Según la hipótesis que
sostengo, este discurso homogéneo que hoy parece espontáneo y producto de un
discernimiento individual, relacionado con las consecuencias que producirá la
pandemia en la mayoría de los países, no hace más que confirmar que se están
sentando firmemente las bases para el establecimiento de un súper gobierno
mundial conformado por quienes aún actúan desde las sombras, que promete
librarnos de las políticas erráticas e improvisadas de gobernantes que no han
entendido el concepto de globalización ni supieron defender de la pobreza y
marginalidad a sus súbditos, quienes celebrarán esta aparente protección
externa ignorando que van a integrar una sociedad cosmopolita sin Dios ni
religión; sin patria; sin propiedad privada; sin educación y sin siquiera el
derecho a la vida.
En este sentido, es preciso prestar atención
a las medidas que uniformemente se han adoptado en todo el territorio nacional
mientras dure la pandemia, con relación al desarrollo de las actividades
económicas; financieras, educativas; sanitarias; sociales; y de seguridad, en
cuyos resultados se pretende fundar el auspicioso cambio de paradigmas que
generará la utilización del sistema informático como vía de canalización futura
de las relaciones integrales de la comunidad provincial, nacional e
internacional, claramente orientadas a conformar una única comunidad mundial
donde reine la verdadera libertad, igualdad y fraternidad.

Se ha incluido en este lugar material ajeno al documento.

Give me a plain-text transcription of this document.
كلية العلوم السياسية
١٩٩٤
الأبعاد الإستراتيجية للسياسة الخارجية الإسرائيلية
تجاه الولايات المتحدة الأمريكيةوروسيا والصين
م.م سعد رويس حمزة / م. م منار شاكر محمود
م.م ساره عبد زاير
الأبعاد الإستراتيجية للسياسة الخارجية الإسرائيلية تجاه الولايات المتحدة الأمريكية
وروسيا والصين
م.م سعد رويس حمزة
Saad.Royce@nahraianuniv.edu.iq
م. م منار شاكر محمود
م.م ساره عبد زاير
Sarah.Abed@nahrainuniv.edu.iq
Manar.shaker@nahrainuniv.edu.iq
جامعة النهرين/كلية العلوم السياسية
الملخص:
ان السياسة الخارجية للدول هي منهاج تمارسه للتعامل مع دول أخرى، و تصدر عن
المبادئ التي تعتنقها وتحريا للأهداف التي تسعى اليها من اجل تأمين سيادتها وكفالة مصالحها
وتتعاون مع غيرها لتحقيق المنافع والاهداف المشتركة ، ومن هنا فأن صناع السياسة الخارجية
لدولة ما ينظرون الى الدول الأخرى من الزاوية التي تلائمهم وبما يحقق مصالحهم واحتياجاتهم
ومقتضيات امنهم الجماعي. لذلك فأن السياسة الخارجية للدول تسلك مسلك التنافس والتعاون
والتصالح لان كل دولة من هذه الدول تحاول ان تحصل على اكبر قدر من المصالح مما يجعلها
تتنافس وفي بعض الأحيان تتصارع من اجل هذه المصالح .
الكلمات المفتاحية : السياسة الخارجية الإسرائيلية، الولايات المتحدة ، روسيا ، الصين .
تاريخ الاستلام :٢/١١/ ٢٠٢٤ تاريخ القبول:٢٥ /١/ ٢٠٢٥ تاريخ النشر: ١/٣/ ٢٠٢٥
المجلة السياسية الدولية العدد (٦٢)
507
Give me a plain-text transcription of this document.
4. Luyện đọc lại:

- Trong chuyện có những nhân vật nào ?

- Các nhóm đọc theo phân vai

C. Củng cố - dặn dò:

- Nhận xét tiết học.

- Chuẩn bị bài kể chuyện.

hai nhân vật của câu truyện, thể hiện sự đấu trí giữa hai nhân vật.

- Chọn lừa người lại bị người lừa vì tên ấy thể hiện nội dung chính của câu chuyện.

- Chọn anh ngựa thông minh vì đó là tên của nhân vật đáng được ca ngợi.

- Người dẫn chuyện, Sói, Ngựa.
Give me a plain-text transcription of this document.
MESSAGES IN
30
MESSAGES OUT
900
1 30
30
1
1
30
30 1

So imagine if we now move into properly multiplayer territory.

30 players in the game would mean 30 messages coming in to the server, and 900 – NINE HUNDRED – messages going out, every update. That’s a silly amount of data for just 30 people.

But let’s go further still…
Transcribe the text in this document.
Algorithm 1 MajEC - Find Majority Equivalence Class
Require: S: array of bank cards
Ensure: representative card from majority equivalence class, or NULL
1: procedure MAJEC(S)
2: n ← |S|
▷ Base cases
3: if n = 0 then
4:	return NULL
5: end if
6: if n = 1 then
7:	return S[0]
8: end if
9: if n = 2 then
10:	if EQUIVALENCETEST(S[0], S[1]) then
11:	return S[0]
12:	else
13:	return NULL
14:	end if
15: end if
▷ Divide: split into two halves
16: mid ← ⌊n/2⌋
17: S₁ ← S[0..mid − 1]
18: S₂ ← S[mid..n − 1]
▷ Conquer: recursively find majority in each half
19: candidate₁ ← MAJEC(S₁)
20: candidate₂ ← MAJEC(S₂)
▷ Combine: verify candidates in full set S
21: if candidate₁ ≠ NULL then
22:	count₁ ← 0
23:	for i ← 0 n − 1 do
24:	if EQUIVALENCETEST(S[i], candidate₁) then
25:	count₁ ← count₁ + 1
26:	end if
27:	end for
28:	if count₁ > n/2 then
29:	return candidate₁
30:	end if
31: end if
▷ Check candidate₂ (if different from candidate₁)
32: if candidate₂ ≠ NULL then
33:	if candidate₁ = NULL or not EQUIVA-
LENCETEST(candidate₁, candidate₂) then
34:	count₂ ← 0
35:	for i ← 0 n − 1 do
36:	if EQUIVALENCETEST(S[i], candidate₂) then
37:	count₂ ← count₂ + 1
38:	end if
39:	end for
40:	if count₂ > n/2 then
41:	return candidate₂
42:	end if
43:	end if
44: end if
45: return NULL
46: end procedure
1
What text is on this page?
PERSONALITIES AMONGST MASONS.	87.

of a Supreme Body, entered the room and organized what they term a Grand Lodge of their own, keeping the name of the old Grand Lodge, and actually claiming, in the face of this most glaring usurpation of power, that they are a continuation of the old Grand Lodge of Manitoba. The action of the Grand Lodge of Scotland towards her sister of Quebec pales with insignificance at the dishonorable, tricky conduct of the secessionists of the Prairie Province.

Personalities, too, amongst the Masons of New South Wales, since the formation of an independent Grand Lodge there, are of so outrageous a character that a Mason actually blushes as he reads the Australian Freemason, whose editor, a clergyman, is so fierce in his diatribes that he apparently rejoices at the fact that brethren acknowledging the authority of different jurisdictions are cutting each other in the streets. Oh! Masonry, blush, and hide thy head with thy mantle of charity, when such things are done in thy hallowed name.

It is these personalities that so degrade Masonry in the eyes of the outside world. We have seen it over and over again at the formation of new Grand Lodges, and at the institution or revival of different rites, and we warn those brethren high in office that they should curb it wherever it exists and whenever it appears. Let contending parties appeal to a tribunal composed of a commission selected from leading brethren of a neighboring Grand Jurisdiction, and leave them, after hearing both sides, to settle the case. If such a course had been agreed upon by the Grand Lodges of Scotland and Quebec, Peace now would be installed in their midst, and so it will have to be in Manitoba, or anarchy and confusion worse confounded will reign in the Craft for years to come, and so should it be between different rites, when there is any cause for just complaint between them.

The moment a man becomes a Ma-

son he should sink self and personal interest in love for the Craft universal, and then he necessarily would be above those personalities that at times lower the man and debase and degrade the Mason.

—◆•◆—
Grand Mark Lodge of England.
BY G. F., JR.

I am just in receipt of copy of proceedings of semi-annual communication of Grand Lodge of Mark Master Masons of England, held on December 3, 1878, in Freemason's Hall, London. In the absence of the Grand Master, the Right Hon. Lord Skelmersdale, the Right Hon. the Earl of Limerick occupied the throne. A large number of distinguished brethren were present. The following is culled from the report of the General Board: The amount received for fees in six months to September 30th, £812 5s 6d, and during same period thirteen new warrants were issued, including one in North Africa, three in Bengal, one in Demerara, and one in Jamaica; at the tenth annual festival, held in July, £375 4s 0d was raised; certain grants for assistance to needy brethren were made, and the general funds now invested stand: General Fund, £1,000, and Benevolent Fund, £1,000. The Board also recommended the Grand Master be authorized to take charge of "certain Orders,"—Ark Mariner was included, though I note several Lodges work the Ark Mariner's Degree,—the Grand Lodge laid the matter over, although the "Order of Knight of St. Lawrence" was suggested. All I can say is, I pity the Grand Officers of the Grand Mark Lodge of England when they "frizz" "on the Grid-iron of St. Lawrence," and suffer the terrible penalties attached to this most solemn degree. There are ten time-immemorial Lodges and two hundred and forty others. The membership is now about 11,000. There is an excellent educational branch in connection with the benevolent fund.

Como el poder económico internacional ha
logrado subordinar y someter a sus oscuros propósitos las políticas nacionales,
incluida la de nuestro País, después de la pandemia -que paradójicamente
terminará derrumbando cualquier posibilidad de subsistencia con recursos
propios- el endeudamiento con el fondo monetario internacional se incrementará
a límites que harán imposible el pago de la obligación asumida, ante lo que la
aprobación de la asistencia que desesperadamente rogaremos estará supeditada a
la exigencia de permitir a este organismo el acceso -sin ningún tipo de
restricción- al monitoreo permanente a través de las redes informáticas y de
informes fehacientes periódicos no solo de toda la actividad oficial, sino
también de la que despliegue la población en cualquiera de los ámbitos de su
dinámica familiar y social, programa que ya viene poniéndose en práctica a
nivel nacional para descubrir los focos de resistencia a las políticas
oficialistas e identificar a los pseudos enemigos del gobierno de turno.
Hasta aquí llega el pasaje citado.